I like the creative labels. It is fun and helps me dissociate it all from cigarettes. Plus I really like cartoons. So to me its all good.

Besides, I never bought cigarettes because of the picture and I was a minor.


----------



## Spydro (13/9/16)

In comparison to what kids see and hear and do in real life every day and night in the USA literally anywhere and everywhere, the labels on eliquids should be the least concern of the government or citizens of the US. Government and many parents just don't get the fact that kids are going to do whatever the kids want to do no matter what the government, law enforcement, their parents or anyone else says to the contrary. That's the way it was in the 40's when I came along, that's the way it has been ever since, that's the way it always will be in the US. The dangers and seriousness has changed over time from the relatively safe 40's and 50's questionable/illegal things kids did to the ever increasing dangers of the 60's, 70's, 80's, 90's and new millennium to the very serious real dangers of the world today. The US has become a very dangerous place for even law abiding citizens. And with the new leadership it will soon have it will become an even more dangerous place for all citizens, illegal's and visitor's alike.

Reactions: Informative 1


----------



## Imperator (13/9/16)

We can argue about whether or not the industry should be held accountable if something _were _to go wrong but, at the end of the day, it seems likely that emotions would dominate the discourse rather than logic.

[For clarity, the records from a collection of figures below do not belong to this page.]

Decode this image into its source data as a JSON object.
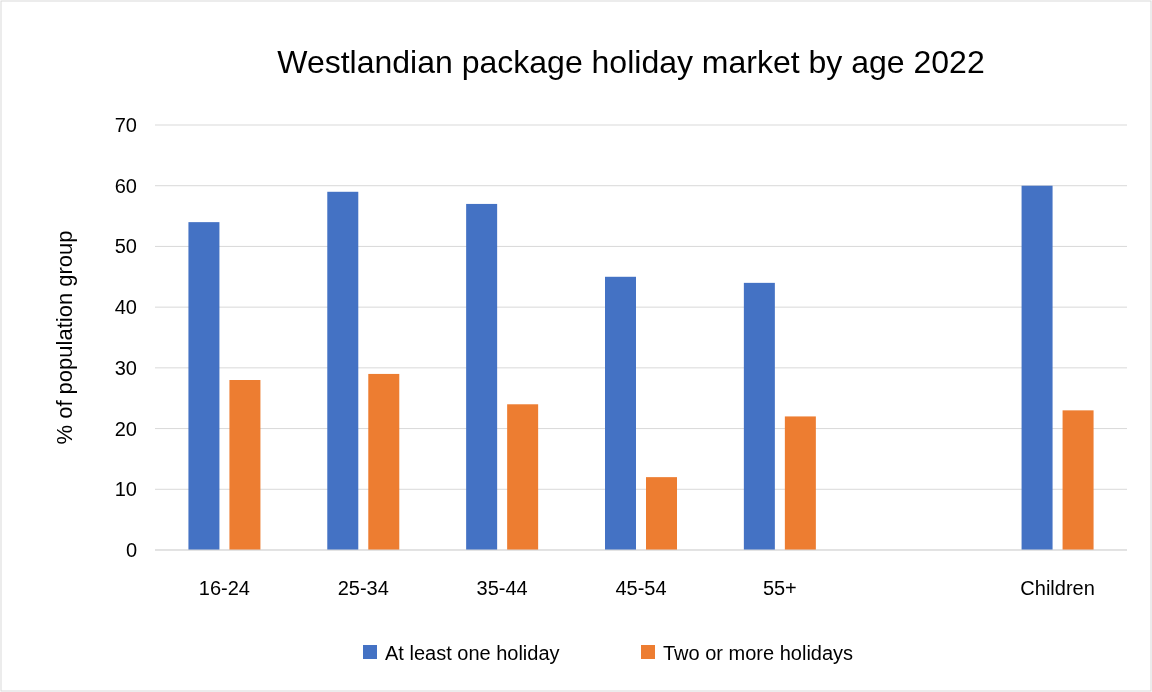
{
  "chart_data": {
    "type": "bar",
    "title": "Westlandian package holiday market by age 2022",
    "ylabel": "% of population group",
    "categories": [
      "16-24",
      "25-34",
      "35-44",
      "45-54",
      "55+",
      null,
      "Children"
    ],
    "series": [
      {
        "name": "At least one holiday",
        "color": "#4472c4",
        "values": [
          54,
          59,
          57,
          45,
          44,
          null,
          60
        ]
      },
      {
        "name": "Two or more holidays",
        "color": "#ed7d31",
        "values": [
          28,
          29,
          24,
          12,
          22,
          null,
          23
        ]
      }
    ],
    "ylim": [
      0,
      70
    ],
    "yticks": [
      0,
      10,
      20,
      30,
      40,
      50,
      60,
      70
    ],
    "grid": "y",
    "legend": "bottom"
  }
}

So, we can say that it is the parents fault but, regardless of that, there would be a backlash felt by the industry.

It just seems like a good preemptive step to remove even the possibility of such blame being placed on the local industry.

Reactions: Agree 2


----------



## rogue zombie (13/9/16)

I think labels are massively important. Making a label that in any way attracts a child. To me, sorry, it's just short sighted.





Any parent, tell me you are confident you could explain to your toddler or baby, that one is filled with nicotine... And trust there won't be an issue.

Plus, of coarse it will attract bad press.

Reactions: Like 2 | Agree 2 | Winner 2


----------



## Silver (13/9/16)

Thread moved to "Who has stock" just in case vendors want to discuss their products and labels


----------